A Boston hospital released a new “Antiracist Agenda For Medicine” plan that it says will promote “racial equity” in health care.
According to an article published in the Boston Review, the Brigham and Women’s Hospital will offer “preferential care based on race” in order to ensure “race-explicit interventions.”
“Offering preferential care based on race or ethnicity may elicit legal challenges from our system of colorblind law,” Harvard Medical School professors Bram Wispelwey and Michelle Morse wrote in the piece. “But given the ample current evidence that our health, judicial, and other systems already unfairly preference people who are white, we believe — following the ethical framework of Zack and others — that our approach is corrective and therefore mandated. We encourage other institutions to proceed confidently on behalf of equity and racial justice, with backing provided by recent White House executive orders.”
Dr. Bram Wispelwey, and Dr. Michelle Morse, both of whom teach at Harvard Medical School, have called for the allocation of medical resources to be done on the basis of race. https://t.co/g73VMmiHkG
— Arevalo & Meyers (@MexUSAInmigrant) March 29, 2021
The instructors linked to an executive order signed by President Joe Biden on his first day in office that called for “conducting an equity assessment in federal agencies” and revoked former President Donald Trump’s established 1776 Commission to teach foundational American civics in schools.
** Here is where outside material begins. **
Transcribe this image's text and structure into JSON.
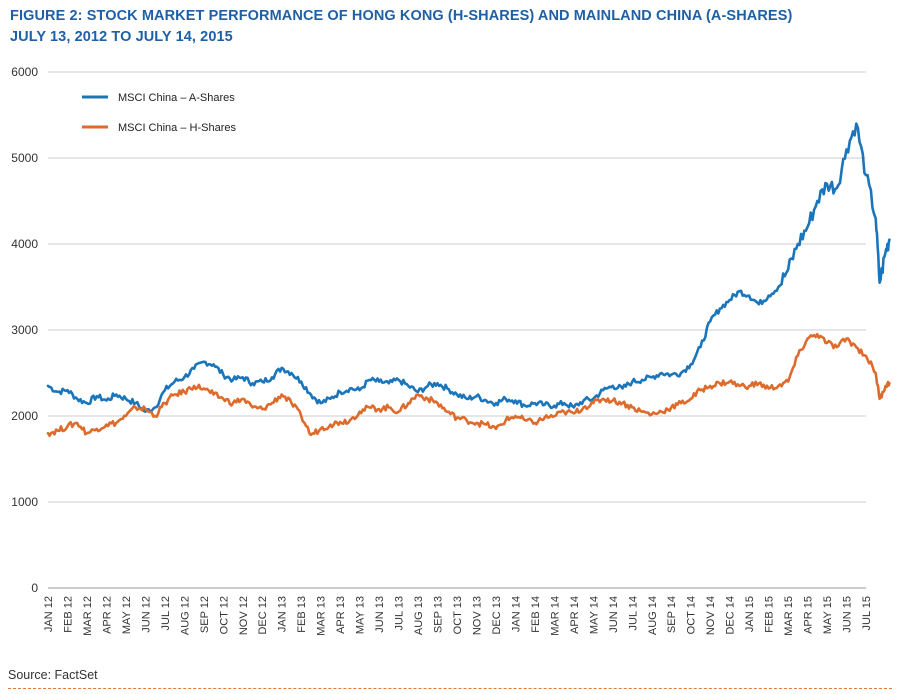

The Biden administration removed the 1776 Report from the White House website, but you can read a copy obtained by The Federalist here.
In addition to claiming that data showing white people were more likely to be patients at its hospital demonstrates a “racial inequity,” the Harvard professors say “institutional racism” is at the root of America. The piece calls for “implicit bias training” as well as “checklists” for providers to verify they are not being racist to patients.
“Implicit bias training and checklists offer indirect solutions where more direct forms of race-explicit action are available; the objectivity aspired to in clinical criteria is also inevitably tainted by the pervasiveness of structural racism,” the piece states. “What we need instead, we have come to believe, is a proactively antiracist agenda for medicine.”
The doctors are spearheading this and other “equitable solutions” as part of a pilot initiative at Brigham and Women’s Hospital this spring. Wispelwey and Morse say that leftist economist William Darity Jr. provided a “reparations framework” that must be applied to the health profession to ensure “black and Latinx patients” are prioritized.
One of the programs proposed by the writers is something called “Redress.” The program is intended to discriminate against whites who require medical attention so other individuals can automatically be given treatment.
“Redress could take multiple forms, from cash transfers and discounted or free care to taxes on nonprofit hospitals that exclude patients of color and race-explicit protocol changes (such as preferentially admitting patients historically denied access to certain forms of medical care),” the professors write.
According to GianCarlo Canaparo, a senior fellow at The Heritage Foundation, the effort would violate a “number of federal and state laws,” in addition to Title IV of the 1964 Civil Rights Act, which states, “No person in the United States shall, on the ground of race, color, or national origin, be excluded from participation in, be denied the benefits of, or be subjected to discrimination under any program or activity.”